Scroll untuk membaca artikel
Hayuning Ratri Hapsari | Qomaruddin Al Bahr
Ki Hadjar Dewantara (MDKG)

Sebagai generasi yang tumbuh di masa transisi antara analog dan digital, saya menyaksikan sendiri betapa cepatnya perubahan pola pikir dan nilai hidup. Generasi Z—anak-anak muda yang lahir dan besar dalam riuhnya teknologi—tampak cemerlang sekaligus gamang.

Mereka cerdas, kritis, dan terbuka. Namun, banyak pula yang kehilangan arah dan makna hidup di tengah banjir informasi dan krisis panutan.

Di tengah situasi ini, saya membayangkan: Jika Ki Hadjar Dewantara masih hidup hari ini, apa yang akan beliau katakan kepada generasi ini?

Maka lahirlah tulisan ini: sebuah surat terbuka imajiner dari Ki Hadjar Dewantara untuk Generasi Z. Sebuah refleksi dari filosofi pendidikan beliau, yang relevansinya tak pernah pudar.

Surat Terbuka dari Ki Hadjar Dewantara kepada Generasi Z

Wahai anak-anakku, Generasi Z,

Salam bahagia dan salam merdeka.
Aku menyapa kalian dari ruang keabadian dengan rindu dan harapan, kepada generasi yang kini tumbuh di zaman yang begitu cepat dan bising, namun juga penuh kemungkinan.

Aku mendengar banyak tentang kalian:
Tentang daya cipta yang melesat bersama teknologi, tentang keberanian menyuarakan hati nurani, dan tentang pencarian makna hidup yang terus kalian perjuangkan.

Anak-anakku,
Pendidikan yang aku perjuangkan dulu bukan semata untuk mencerdaskan otak. Pendidikan adalah usaha menuntun segala kekuatan kodrat yang ada pada anak-anak, agar mereka dapat mencapai keselamatan dan kebahagiaan yang setinggi-tingginya, baik sebagai manusia maupun sebagai warga masyarakat.

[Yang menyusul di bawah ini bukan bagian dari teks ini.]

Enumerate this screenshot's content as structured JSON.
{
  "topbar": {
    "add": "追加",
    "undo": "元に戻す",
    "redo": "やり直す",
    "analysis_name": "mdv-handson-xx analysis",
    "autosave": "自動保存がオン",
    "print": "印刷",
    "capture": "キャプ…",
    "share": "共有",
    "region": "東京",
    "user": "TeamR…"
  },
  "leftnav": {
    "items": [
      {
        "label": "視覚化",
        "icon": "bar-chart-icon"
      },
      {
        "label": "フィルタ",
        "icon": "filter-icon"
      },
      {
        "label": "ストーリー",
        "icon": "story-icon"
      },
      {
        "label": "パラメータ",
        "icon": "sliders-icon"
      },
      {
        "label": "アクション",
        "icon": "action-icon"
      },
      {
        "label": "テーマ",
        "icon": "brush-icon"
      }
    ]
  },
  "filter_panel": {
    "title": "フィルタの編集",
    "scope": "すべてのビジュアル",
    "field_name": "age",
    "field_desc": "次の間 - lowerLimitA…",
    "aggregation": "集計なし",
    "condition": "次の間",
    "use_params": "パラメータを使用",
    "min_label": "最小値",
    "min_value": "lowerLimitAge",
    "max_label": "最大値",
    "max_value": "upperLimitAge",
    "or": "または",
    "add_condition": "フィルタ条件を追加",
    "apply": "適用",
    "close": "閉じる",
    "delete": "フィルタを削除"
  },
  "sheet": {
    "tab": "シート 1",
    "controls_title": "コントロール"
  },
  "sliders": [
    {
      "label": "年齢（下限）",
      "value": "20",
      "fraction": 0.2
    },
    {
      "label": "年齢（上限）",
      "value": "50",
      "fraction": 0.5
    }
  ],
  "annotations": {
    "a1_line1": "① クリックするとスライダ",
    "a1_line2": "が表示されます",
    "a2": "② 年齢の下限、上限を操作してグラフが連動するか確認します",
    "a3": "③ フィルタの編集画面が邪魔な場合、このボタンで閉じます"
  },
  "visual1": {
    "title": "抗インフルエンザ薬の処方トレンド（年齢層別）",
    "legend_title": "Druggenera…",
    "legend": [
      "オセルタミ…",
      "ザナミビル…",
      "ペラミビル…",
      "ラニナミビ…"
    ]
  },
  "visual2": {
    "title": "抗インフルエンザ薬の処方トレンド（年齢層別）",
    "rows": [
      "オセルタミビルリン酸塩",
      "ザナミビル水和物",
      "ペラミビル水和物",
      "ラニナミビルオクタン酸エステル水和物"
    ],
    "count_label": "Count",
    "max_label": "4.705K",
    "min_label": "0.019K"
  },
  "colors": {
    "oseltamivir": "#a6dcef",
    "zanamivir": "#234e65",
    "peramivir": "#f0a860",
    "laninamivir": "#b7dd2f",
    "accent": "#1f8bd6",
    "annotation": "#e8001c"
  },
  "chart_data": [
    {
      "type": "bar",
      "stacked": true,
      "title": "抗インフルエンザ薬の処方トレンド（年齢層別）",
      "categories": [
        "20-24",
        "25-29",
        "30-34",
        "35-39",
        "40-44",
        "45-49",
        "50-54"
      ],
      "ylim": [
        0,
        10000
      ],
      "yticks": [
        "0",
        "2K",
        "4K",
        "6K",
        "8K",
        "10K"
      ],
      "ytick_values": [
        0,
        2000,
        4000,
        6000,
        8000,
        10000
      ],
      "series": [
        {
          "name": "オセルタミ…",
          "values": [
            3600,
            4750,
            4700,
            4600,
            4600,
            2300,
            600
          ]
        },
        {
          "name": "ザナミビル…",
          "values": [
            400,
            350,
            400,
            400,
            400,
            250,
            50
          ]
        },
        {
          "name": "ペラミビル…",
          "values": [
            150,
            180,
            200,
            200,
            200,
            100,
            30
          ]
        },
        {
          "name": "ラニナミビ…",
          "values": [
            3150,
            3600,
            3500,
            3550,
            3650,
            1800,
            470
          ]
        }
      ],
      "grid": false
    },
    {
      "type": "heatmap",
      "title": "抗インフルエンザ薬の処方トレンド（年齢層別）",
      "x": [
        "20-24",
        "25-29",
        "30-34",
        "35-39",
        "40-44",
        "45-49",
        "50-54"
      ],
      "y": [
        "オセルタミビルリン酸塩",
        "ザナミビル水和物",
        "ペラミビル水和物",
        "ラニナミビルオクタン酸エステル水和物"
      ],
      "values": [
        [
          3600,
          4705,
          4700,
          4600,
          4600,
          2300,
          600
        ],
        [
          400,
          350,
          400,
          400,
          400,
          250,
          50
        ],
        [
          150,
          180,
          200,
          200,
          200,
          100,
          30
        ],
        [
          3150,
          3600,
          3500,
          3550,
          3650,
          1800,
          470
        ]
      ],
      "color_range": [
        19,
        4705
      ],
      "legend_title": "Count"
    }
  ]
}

“Anak-anak hidup dan tumbuh menurut kodratnya sendiri. Pendidik hanya dapat menuntun tumbuhnya kodrat itu.”
Setiap anak adalah benih berbeda. Ada yang tumbuh menjulang, ada yang berbunga, ada pula yang menjalar dan meneduhkan. Tugas pendidikan adalah menuntun, bukan menyeragamkan.

Aku menyusun Panca Dharma: kemerdekaan, kebudayaan, kebangsaan, kemanusiaan, dan kodrat alam. Pendidikan bukan alat kekuasaan. Ia adalah taman tempat anak-anak tumbuh secara utuh dan merdeka.

Jangan biarkan sekolah jadi tempat menjejalkan hafalan dan mengejar angka. Ilmu yang baik adalah yang berakar dalam niteni, nirokke, nambahi—mengamati, meniru, lalu mengembangkan.

“Ilmu dan kepandaian hanya berguna jika dipakai untuk memperbaiki budi pekerti.”
Jangan kira pendidikan hanya ada di ruang kelas. Rumah adalah sekolah pertama. Masyarakat adalah guru sepanjang hayat. Belajarlah di mana saja, dan tetaplah rendah hati.

Wahai anak-anakku,
Kalian lahir dalam masa merdeka. Tapi jangan sampai kehilangan arah. Kemerdekaan sejati adalah berdiri di atas kaki sendiri, bertanggung jawab, dan sanggup membuat keputusan yang membawa maslahat.

“Kemerdekaan yang sebenar-benarnya ialah jika seseorang dapat berdiri atas kaki sendiri, tidak tergantung kepada orang lain, dan sanggup bertanggung jawab atas perbuatannya.”
Jika kalian bertanya bagaimana pendidikan dan politik harus berjalan, jawabku: politik mengarahkan kemajuan, pendidikan menumbuhkan manusia. Keduanya harus saling menumbuhkan, bukan saling menindas.

Kalian bukan sekadar pengguna media sosial. Kalian pewaris bangsa. Maka jangan hanya menjadi penonton perubahan. Jadilah pelaku peradaban.

Aku titipkan negeri ini padamu.
Bangunlah ia dengan cinta, budi pekerti, dan kerja nyata.

Dengan kasih dan harapan,
Ki Hadjar Dewantara

Tentu, surat ini adalah imajinasi. Tapi nilai-nilai di dalamnya bukan rekaan. Ia lahir dari semangat pendidikan Ki Hadjar Dewantara—yang mendalam, membebaskan, dan sangat relevan untuk Generasi Z.

Mari teruskan perjuangan beliau. Dengan pendidikan yang membangun manusia utuh. Dengan politik yang menjunjung martabat. Dan dengan semangat kebangsaan yang tak lekang oleh zaman.